Puis je me lève et l’abandonne sans oublier de prendre avec moi l’assiette d’apéros
intacte. Ils seront bien mieux dans mon ventre.

En sortant du salon, je tombe à ma grande surprise nez à nez sur Majib. Le regard
posé sur moi, les bras croisés, il sourit sans rien dire.

Je lui demande en le dépassant :

- Tu fais quoi ici ?

Il m’arrête rapidement en me retournant vers lui, me regardant d’un air amusé.

- Je le savais. Ta soudaine serviabilité n’était pas anodine.

- De quoi tu parles ?

- Vas-y, fais-moi croire que tu ne sais pas de quoi je parle mme la gangster… La
vraie fille de ton père toi. Alors comme ça, je t’appartiens ?

Je le regarde sans rien dire. Bon ok, il a tout entendu, donc ça ne sert à rien de
faire semblant. D’un air de défi, je lui réponds sans sourire :

- Quoi ? Je n’ai pas raison ?

Il pouffe de rire.
- Complètement.

- Alors pourquoi tu ne la remets pas à sa place quand elle te fait du charme ?

Il fronce les sourcils et je lui éclaire la lanterne.

- Je vous ai entendus tout à l’heure, dans le patio.

- Ah… C’est pour ça que t’étais fâchée alors.

- Je le suis toujours.

En riant, il me prend l’assiette des mains et la pose sur le buffet proche, puis il
m’attire à lui pour murmurer.

- Même si tu n’as absolument aucune inquiétude à te faire…

- T’as intérêt, l’interromps-je vivement.

- Même si, reprend-t’il posément, tu n’as aucune inquiétude à te faire, j’ai adoré te
voir défendre ton territoire… Comme une tigresse… Ça m’excite…

Je le regarde avec un faux dédain mais sens déjà le sourire me venir. Il m’attire
encore plus contre lui et se penche à mon oreille qu’il mordille en chuchotant :

- On ne l’a jamais fait ici… Quelle chambre ?


- Lâche-moi, ris-je en essayant de le repousser.

- Ok, la salle de bain alors.

- On ne va pas…

Mes paroles sont interrompues par la porte du salon qui s’ouvre brusquement sur
Aysha, au même moment où la main de Majib glisse sous ma robe. Nous la
regardons tous les deux et elle pose sur nous des yeux froids de mépris avant de
nous dépasser, sans un mot. Loin de s’en préoccuper, Majib attend qu’elle
disparaisse pour reprendre son exploration, essayant de m’embrasser. Je lui tape
vivement sur la main et m’échappe rapidement pour courir vers les escaliers, alors
qu’il me crie :

- Hey reviens ici, j’en ai pas fini avec toi.

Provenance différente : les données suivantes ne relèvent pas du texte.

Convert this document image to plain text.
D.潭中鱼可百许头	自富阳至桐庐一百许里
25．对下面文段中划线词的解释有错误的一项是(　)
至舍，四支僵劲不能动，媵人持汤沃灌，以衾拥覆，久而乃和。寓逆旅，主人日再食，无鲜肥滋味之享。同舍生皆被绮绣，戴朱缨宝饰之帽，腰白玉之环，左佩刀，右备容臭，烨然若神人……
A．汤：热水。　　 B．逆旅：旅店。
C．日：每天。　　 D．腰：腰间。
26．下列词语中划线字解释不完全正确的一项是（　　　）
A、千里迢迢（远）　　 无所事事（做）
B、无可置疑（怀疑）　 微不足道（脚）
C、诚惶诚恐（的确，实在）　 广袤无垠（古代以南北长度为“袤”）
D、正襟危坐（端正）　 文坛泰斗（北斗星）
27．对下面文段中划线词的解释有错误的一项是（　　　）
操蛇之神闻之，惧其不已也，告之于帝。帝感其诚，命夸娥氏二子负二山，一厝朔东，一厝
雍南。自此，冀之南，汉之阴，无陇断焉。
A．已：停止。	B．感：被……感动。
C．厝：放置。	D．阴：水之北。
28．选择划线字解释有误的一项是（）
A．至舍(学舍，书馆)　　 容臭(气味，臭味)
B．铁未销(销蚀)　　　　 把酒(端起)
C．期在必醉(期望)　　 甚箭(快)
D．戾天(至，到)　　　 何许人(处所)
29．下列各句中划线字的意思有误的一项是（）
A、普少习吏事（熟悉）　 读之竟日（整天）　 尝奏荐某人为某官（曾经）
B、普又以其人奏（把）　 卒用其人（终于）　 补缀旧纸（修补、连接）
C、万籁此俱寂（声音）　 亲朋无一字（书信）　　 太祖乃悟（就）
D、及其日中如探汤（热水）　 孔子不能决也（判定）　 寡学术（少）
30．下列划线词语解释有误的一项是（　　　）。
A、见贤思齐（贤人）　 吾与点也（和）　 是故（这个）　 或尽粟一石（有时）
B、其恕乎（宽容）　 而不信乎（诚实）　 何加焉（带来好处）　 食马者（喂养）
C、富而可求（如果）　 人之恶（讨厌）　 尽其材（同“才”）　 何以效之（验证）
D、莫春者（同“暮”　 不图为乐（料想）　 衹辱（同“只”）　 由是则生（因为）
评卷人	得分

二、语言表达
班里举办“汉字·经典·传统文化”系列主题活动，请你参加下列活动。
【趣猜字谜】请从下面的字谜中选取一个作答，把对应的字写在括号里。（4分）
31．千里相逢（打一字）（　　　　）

- Non ! lui réponds-je avant de disparaître, toute heureuse.

******************* ****

******************* ****

***Ahmed Bachir Hannan***

M’étant isolé derrière la maison pour répondre au téléphone, je raccroche quand


je finis et, après avoir vérifié que les enfants sont toujours assis dans le jardin, je
repasse discrètement par l’arrière pour rejoindre la porte d’entrée. Je préfère «
préparer » un peu mon invitée avant de la leur présenter…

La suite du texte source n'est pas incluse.